Time to stop stigmatising parents who work in the home

Disgruntled parents are starting to drive a renewed conversation about caring for children at home.

But will politicians listen?

It feels like no one in politics is fighting for families.

Our mass experiment in outsourcing the care of children has been deeply unsatisfying for mothers and fathers and there are concerns it may not always be in the best interests of children.

Childcare is unaffordable for government and increasingly so for households.

Despite the best efforts of those who work under difficult conditions in the sector, it remains substandard.

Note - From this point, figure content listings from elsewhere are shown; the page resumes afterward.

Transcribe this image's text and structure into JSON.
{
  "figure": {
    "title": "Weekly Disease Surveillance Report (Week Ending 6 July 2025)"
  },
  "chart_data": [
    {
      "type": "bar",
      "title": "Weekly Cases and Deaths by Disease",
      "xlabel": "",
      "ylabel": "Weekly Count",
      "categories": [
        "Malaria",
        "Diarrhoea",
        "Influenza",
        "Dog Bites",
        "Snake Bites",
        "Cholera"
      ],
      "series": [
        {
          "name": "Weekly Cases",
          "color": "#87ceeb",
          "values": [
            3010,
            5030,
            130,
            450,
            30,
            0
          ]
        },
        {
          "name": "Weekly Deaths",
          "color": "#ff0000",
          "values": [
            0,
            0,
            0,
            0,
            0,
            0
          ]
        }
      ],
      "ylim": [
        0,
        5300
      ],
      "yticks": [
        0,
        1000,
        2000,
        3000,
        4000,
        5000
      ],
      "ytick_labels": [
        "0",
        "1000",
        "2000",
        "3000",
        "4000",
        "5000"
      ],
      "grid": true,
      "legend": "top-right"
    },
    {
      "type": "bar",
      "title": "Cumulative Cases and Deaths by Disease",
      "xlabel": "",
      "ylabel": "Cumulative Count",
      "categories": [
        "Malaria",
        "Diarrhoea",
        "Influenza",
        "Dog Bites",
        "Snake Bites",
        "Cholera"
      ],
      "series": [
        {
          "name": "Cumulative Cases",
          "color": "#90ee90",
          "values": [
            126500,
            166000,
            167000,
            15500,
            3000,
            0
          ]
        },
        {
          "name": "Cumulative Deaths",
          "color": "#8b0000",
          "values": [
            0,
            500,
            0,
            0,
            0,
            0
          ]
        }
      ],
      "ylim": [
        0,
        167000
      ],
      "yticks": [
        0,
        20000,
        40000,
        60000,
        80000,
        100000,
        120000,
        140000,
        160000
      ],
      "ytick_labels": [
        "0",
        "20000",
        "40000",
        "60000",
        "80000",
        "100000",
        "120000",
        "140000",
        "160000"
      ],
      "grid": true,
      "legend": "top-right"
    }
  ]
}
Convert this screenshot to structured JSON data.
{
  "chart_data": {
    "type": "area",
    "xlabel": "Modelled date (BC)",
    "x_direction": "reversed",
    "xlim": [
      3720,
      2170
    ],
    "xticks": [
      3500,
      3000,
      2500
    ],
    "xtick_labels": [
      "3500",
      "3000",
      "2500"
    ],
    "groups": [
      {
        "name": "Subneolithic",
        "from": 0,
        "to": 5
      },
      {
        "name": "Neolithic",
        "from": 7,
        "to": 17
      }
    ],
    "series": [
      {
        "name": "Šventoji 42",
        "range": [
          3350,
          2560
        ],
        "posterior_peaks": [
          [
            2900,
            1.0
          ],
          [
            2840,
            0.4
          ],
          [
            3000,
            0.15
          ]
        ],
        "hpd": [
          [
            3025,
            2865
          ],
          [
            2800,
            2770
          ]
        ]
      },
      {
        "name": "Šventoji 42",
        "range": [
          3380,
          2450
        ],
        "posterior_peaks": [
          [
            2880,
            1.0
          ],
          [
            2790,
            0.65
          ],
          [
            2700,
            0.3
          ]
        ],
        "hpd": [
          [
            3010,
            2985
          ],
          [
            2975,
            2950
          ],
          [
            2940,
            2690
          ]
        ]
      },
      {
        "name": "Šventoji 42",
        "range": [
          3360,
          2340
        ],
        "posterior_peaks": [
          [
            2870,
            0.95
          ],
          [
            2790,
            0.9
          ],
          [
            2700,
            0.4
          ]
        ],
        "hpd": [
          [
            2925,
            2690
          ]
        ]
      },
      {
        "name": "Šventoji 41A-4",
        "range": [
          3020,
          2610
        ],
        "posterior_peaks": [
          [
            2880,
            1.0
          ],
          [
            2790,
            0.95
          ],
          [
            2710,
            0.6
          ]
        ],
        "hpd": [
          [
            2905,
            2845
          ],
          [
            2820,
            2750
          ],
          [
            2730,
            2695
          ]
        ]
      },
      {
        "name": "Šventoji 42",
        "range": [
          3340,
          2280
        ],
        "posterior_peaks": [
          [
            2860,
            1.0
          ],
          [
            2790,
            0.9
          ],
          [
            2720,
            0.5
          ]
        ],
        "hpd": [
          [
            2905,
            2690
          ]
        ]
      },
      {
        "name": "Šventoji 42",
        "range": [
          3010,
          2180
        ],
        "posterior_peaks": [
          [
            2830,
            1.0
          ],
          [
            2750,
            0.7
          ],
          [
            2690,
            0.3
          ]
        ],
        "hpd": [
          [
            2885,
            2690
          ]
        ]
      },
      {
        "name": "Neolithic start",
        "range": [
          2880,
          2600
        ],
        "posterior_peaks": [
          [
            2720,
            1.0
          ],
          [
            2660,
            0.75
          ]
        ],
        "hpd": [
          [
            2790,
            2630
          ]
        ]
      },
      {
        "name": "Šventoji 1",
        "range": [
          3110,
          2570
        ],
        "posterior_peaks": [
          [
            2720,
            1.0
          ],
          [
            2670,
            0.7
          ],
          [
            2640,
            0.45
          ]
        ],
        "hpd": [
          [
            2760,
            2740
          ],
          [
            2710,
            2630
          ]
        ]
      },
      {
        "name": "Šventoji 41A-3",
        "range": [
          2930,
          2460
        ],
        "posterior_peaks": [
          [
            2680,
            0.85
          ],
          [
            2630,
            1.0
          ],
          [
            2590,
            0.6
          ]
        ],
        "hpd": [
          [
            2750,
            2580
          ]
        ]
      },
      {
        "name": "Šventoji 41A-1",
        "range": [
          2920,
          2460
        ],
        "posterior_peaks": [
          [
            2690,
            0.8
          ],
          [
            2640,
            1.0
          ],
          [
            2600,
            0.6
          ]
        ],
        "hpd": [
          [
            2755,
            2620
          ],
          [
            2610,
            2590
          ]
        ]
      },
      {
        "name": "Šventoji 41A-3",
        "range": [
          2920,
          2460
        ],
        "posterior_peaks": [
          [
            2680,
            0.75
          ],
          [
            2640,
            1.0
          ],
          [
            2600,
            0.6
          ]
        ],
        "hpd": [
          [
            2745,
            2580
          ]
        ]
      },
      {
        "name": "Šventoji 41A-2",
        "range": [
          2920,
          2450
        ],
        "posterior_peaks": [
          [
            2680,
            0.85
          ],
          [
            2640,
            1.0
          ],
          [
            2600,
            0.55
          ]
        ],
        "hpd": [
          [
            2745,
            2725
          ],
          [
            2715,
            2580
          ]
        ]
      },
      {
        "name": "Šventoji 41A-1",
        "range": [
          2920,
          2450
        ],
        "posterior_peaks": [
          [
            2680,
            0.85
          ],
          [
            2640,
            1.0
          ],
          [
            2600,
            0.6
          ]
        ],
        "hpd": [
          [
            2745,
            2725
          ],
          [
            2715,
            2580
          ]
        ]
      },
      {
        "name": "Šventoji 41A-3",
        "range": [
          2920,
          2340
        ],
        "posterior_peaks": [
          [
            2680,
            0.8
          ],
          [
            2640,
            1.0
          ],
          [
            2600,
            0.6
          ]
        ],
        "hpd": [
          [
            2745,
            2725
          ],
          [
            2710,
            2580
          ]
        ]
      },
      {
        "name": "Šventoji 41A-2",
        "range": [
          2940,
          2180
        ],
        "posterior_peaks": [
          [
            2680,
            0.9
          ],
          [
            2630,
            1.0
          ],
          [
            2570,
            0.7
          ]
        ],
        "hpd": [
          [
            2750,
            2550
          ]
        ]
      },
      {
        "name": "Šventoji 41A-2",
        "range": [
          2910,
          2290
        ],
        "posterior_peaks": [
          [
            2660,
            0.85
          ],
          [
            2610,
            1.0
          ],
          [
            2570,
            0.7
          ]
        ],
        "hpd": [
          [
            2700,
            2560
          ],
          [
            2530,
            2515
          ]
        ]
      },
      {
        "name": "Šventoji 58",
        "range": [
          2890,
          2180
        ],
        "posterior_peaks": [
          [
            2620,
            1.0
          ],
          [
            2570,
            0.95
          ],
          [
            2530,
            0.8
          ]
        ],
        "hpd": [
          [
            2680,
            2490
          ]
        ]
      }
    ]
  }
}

There are chronic staff shortages.

Above all, many mothers feel trapped. They would rather stay home with their babies but have no choice but to get back into the workforce.

And those who are well off enough to have choice feel pressured.

“I care for my own kids, so why am I made to feel like a freak?” was the cry from the heart from young mother of four, Virginia Tapscott, writing in the Weekend Australian.

Virginia Tapscott's article in the Weekend Australian.

Her article told many inconvenient truths about our restructure of the family in recent decades.

It is clearly not working for mothers or children.

Tapscott says too many women’s only choice is poverty or substandard care for their children.

She writes:

“There is never a mention of the large body of research which measured cortisol in saliva to consistently and repeatedly demonstrate that childcare can be chronically stressful for children. Nothing about separation anxiety, how chronic stress damages the developing brain, or the higher rates of postnatal depression for women who head back to paid work prematurely. Nothing about higher rates of obesity in children who spent long hours in childcare in their earliest years.”

As alarming as this is for children and mothers, the system is also unaffordable.

Tapscott writes that government subsidies have doubled to $11 billion since 2015 and still workers are underpaid.

She calls for attitudinal change towards stay-at-home parents.

“We can start by stopping the daily insults directed at unpaid caregivers – the sheer gall of telling someone who is already working and making a valuable contribution to society to ‘get back to work’. It’s enough to send your self-worth spiralling, let me tell you – it’s not like I’m sitting here sipping daiquiris. Childbirth and recovery is not a holiday.”

Tapscott goes on to call for income splitting as a way of relieving the tax burden on single income families.

“Splitting an income of $70,000 would save a family almost $7000 in tax. Australia is one of the only countries in the OECD that does not afford this concession to families when one parent becomes a full-time unpaid caregiver.”

Her call was echoed again by Liberal National Senator Matt Canavan at the weekend.

A former economist at the Productivity Commission, Canavan has been a long-time advocate of income splitting and he used his address at the Conservative Political Action Conference (CPAC) in Sydney to renew his call.

“The ultimate profession is the homemaker. They were working at home before it was cool. As CS Lewis said, every other job is to support the homemaker. I will continue to fight for income splitting.”

Like Tapscott, Canavan said we must acknowledge that a parent at home is in fact working – performing an essential service and should be honoured as such.

Canavan had the courage to state what social science has always said but which the woke rainbow left and libertarian right denies and that is: “Kids do better when they are raised by their mum and their dad who are married.”

Of caring for kids, Tapscott said: “I know it’s essential work because it must be done – all else springs from foundational tasks of caring”.

Despite Canavan’s best efforts over many years, income splitting is still not on the Coalition’s agenda.

Family First believes parents should have genuine choice when it comes to caring for children at home.